Skip to content

Preparing datasets

You can use Latent Agent to explore recipes and, with a labeled dataset, train machine learning models for computer vision tasks.

Once you've organized your data in one of our supported formats (YOLO, COCO, Pascal VOC, or KITTI), you can provide Latent Agent with the dataset in one of two ways:

  • Place the dataset in a directory on your local machine and provide the full path to that directory.
  • Upload your dataset to an Amazon S3 bucket and provide a presigned URL.

Accepted dataset formats

Latent Agent can ingest datasets in the following formats: YOLO, COCO, Pascal, and KITTI.

YOLO dataset format

Directory structure

my_dataset
├── train
│   ├── images
|   │   ├── image1.jpg
|   │   └── image2.jpg
│   └── labels
|       ├── image1.txt
|       └── image2.txt
└── val
    ├── images
    │   ├── image3.jpg
    │   └── image4.jpg
    └── labels
        ├── image3.txt
        └── image4.txt

Annotation file format

Each .txt file in labels/ corresponds to an image in images/ with the same filename.

# train/labels/image1.txt
class_name1 bbox1_x_center bbox1_y_center bbox1_width bbox1_height
class_name1 bbox2_x_center bbox2_y_center bbox2_width bbox2_height

x_center, y_center, width, and height are normalized (0–1) relative to image dimensions.

COCO dataset format

Directory structure

my_dataset
├── annotations
│   ├── instances_train.json
│   └── instances_val.json
├── train
│   ├── image1.jpg
│   └── image2.jpg
└── val
    ├── image3.jpg
    └── image4.jpg

Annotation file format

Each JSON file in annotations/ defines the dataset's images, annotations, and categories.

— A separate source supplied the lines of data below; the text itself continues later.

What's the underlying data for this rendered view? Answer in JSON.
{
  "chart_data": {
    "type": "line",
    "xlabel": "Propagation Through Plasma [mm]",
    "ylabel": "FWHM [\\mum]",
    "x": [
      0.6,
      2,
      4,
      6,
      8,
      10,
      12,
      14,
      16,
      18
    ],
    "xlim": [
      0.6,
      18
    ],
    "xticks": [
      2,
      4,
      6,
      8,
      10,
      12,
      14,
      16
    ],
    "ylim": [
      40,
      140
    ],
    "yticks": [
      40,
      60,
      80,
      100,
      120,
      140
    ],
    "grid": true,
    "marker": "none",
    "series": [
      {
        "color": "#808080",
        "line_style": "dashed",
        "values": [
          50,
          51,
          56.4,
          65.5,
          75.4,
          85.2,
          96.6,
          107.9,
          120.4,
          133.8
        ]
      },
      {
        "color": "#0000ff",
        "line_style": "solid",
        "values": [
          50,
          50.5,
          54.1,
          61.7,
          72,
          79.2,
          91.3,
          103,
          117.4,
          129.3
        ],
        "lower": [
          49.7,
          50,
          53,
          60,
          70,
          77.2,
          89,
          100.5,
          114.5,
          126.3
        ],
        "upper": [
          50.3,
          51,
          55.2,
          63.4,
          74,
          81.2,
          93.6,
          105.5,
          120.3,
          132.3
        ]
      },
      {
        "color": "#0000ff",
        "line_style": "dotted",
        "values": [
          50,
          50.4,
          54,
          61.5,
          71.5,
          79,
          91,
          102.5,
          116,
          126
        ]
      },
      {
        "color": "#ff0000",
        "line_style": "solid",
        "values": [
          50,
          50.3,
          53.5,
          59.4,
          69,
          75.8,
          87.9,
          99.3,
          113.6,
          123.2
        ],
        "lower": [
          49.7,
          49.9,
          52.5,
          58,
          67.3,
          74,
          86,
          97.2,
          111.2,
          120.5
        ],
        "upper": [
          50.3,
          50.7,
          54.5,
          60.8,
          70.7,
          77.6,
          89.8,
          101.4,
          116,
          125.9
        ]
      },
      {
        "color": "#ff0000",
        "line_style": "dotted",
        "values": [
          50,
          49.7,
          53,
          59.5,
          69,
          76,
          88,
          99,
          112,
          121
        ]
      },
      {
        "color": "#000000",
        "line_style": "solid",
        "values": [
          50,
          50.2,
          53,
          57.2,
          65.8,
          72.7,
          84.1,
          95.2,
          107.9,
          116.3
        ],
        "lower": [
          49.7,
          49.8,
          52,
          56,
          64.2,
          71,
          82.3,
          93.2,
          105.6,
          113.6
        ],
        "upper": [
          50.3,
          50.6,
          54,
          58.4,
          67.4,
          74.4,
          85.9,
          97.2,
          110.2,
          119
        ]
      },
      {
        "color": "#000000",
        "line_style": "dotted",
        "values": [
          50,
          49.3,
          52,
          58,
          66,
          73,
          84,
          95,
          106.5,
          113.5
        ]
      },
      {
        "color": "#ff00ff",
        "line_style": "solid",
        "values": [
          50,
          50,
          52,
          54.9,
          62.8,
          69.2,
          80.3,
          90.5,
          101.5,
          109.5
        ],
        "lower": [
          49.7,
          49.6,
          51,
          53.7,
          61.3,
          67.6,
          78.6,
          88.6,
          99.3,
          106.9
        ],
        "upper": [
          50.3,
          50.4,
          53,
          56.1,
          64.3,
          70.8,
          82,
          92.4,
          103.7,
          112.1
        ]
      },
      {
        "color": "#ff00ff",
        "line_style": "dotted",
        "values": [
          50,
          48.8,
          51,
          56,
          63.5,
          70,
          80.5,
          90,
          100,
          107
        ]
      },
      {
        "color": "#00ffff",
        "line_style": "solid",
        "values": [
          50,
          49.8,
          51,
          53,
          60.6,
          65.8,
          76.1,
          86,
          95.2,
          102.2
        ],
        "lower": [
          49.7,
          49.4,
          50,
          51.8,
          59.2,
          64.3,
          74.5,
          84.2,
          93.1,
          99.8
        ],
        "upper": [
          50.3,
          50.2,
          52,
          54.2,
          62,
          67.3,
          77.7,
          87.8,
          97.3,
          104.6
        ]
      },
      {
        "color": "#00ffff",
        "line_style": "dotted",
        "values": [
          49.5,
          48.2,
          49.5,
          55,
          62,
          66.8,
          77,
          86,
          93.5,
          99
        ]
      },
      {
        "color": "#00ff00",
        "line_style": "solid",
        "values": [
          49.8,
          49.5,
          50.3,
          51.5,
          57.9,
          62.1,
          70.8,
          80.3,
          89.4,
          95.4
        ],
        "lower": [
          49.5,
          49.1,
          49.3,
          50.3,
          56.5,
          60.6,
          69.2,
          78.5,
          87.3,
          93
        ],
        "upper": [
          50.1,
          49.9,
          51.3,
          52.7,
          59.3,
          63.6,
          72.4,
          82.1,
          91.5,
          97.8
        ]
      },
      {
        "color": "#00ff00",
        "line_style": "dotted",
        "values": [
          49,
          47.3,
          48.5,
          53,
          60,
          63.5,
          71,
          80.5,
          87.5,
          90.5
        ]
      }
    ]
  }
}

# annotations/instances_train.json
{
  "images": [
    {
      "id": 1,
      "width": <image1_width>,
      "height": <image1_height>,
      "file_name": "image1.jpg"
    },
    ...
  ],
  "annotations": [
    {
      "id": 1,
      "image_id": 1,
      "category_id": 1,
      "bbox": [<xmin>, <ymin>, <width>, <height>], 
      "area": <bbox_width * bbox_height>,
      "iscrowd": 0
    },
    ...
  ],
  "categories": [
    {
      "id": 1,
      "name": "<class_name1>"
    },
    ...
  ]
}

Bounding boxes are absolute pixel coordinates [xmin, ymin, width, height].

Pascal VOC dataset format

Directory structure

my_dataset
├── Annotations
│   ├── image1.xml
│   └── image2.xml
├── JPEGImages
│   ├── image1.jpg
│   └── image2.jpg
└── ImageSets
    ├── train.txt
    └── val.txt

Annotation file format

Each .xml file in Annotations/ corresponds to an image in JPEGImages/ with the same filename.

# Annotations/image1.xml
<annotation>
    <folder></folder>
    <filename>image1.jpg</filename>
    <size>
        <width>image1_width</width>
        <height>image1_height</height>
        <depth>image1_num_channels</depth>
    </size>
    <object>
        <name>class_name1</name>
        ...
        <bndbox>
            <xmin>bounding_box_1_xmin</xmin>
            <ymin>bounding_box_1_ymin</ymin>
            <xmax>bounding_box_1_xmax</xmax>
            <ymax>bounding_box_1_ymax</ymax>
        </bndbox>
        ...
    </object>
</annotation>

# ImageSets is an optional folder and provides a split list of image names for each dataset.
# ImageSets/train.txt
image1
image2

Bounding boxes are absolute pixel coordinates.

KITTI dataset format

Directory structure

my_dataset
├── train
│   ├── images
|   │   ├── image1.jpg
|   │   └── image2.jpg
│   └── labels
|       ├── image1.txt
|       └── image2.txt
└── val
    ├── images
    │   ├── image3.jpg
    │   └── image4.jpg
    └── labels
        ├── image3.txt
        └── image4.txt

Annotation file format

Each .txt file in labels/ corresponds to an image in images/ with the same filename, where each object is described on a separate line with 15 space-separated values. 2D tasks typically use the first eight fields only.

# labels/image1.txt
<class> <truncated> <occluded> <alpha> <xmin> <ymin> <xmax> <ymax> <height> <width> <length> <x> <y> <z> <rotation_y>
  • Bounding boxes (xmin, ymin, xmax, ymax) are absolute pixel coordinates.
  • 3D dimensions and positions (height, width, length, x, y, z) are in meters.
  • truncated is the fraction (0–1) of the object outside the image; occluded is {0=visible, 1=partly, 2=mostly, 3=unknown}.